By Christina VanGinkel
We stopped at my daughter and son-in-laws Friday evening to visit for a few minutes on our way back from being up town shopping. When we pulled into their drive, the house was all lit up and as we approached the door to knock, we could hear people inside. It sounded like a party was in the throes of happening, yet no extra vehicles were in the drive or on the street in front of their house other than our very own, which we had just parked there, and upon a second look, I realized that my son-in-law's mother had her vehicle parked along the side of the block.
As soon as we knocked, they hollered to come in. This alone was unusual, as my daughter always answers the door in person, never just hollering to come in.
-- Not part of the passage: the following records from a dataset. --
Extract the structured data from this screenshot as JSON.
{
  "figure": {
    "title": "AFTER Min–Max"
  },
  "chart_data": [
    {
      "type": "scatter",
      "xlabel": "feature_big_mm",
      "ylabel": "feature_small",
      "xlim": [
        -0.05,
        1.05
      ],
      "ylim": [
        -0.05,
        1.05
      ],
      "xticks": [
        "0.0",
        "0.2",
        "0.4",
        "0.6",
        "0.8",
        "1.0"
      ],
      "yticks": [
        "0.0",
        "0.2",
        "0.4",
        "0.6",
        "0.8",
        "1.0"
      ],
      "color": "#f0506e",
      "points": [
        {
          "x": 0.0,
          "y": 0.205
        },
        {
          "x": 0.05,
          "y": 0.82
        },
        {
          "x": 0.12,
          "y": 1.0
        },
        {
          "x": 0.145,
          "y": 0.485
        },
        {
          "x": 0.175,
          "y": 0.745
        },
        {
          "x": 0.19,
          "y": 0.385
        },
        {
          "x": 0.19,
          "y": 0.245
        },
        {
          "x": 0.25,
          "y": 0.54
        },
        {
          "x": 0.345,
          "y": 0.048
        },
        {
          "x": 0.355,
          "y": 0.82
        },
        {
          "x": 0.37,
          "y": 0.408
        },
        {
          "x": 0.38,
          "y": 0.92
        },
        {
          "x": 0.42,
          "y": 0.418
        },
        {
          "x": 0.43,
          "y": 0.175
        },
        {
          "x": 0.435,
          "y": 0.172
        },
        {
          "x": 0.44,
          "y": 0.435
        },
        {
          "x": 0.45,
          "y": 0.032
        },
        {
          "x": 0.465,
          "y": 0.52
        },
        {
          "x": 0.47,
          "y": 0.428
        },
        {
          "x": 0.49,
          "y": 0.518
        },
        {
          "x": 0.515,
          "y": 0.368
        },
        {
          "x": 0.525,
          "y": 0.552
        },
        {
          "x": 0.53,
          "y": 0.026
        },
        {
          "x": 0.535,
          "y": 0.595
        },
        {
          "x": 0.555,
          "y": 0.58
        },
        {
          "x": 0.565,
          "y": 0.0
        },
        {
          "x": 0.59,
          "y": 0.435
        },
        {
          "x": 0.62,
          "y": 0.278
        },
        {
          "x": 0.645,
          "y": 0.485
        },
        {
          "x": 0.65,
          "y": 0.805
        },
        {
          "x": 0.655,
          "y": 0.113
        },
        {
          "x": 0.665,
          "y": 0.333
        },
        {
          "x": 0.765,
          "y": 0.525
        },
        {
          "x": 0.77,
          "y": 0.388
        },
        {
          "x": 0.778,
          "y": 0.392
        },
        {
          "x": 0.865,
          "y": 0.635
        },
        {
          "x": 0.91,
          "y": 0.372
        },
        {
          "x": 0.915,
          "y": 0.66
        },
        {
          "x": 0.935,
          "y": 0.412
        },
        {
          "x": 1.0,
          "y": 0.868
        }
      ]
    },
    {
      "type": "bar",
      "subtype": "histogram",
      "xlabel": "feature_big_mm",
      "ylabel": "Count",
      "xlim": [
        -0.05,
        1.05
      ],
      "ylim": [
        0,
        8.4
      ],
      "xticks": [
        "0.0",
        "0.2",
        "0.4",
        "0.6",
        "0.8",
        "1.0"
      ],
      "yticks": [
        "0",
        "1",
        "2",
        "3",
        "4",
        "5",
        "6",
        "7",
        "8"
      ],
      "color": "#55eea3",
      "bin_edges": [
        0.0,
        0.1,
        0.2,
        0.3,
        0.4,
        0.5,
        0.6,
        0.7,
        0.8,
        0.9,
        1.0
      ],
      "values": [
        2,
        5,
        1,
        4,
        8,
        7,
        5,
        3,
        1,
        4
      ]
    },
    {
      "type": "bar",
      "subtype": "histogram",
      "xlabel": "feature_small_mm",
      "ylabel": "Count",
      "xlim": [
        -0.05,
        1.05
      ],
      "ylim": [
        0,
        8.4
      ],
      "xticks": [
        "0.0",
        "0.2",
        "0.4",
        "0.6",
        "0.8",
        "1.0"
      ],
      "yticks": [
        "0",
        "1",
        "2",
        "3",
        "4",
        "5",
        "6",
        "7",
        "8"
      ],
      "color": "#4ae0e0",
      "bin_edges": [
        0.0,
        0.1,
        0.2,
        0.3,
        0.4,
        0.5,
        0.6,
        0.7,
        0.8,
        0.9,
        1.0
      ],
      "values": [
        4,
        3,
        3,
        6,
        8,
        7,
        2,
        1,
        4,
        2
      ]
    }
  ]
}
What we discovered was that nobody wanted to get up and answer the door because they were all in the throes of a heated conversation, over a game of Scrabble!
Scrabble has always been a favorite in our household, but I had not realized that my daughter took the habit of a frenzied game or two of it with her when she began her life as an adult. Word usage was being discussed, as was the fact on whether or not someone had oops, moved a letter when someone else was out of the room for a second. It was all in fun, laughter abounded, and it was almost a picture perfect moment for what happens in many homes when board games are included in a family's regular activities. Even my young grandson, too young to actually play along yet, had his own board with letters set up. They were all taking turns helping him make up words, and if one of his happened to not be a real word because he insisted on placing an X next to an O, because that was how he signed his cards he gave to everyone, who could argue with that!
I am constantly surprised at how often I hear the amazement in someone's voice when finding out that our family actually plays board games. Scrabble, Sorry!, Trouble, UNO, Monopoly, Yahtzee, and many more are all favorites in our home. When I ask those same people if they never play any inside games together as a family I am often told, well yes, video games. We play those too, but board games are fun I always respond. Participants have to talk to each other, and if you have young kids, teaching them the rules of fair play is always good for family communication. There are just some aspects to sitting around a table or stretched out on the floor as a family to play a board game that just cannot be copied when you are parked in front of a television playing a video game.
Board games have many advantages actually. They let kids gain skills by allowing them the time to think a strategy or two through. If they lose a board game, it is not as easy to hit that reset button and start over as they do with a video game. This alone can teach them the art of losing with style, because not everyone wins every time. Even the best strategist will lose. When kids walk away from a video game, the camaraderie often ends there. When kids walk away from a board game where they just lost or won, they often continue to talk about the game with other family members, setting up a rematch if they lost, or talking about how well they won that last game. Board games help kids make decisions too, and let them see the consequences of an action they chose to make through a means that is not going to be detrimental to their well-being. A board game lets kids try and test actions and reactions.
Whether you are a parent of a toddler or a teen, pull out a board game and spend an hour or two not only having fun, but also providing your kids with the opportunity to interact with you beyond the normal realm of parenting. Because once the money is doled out in a game of Monopoly, everyone is equal until that last dollar is spent!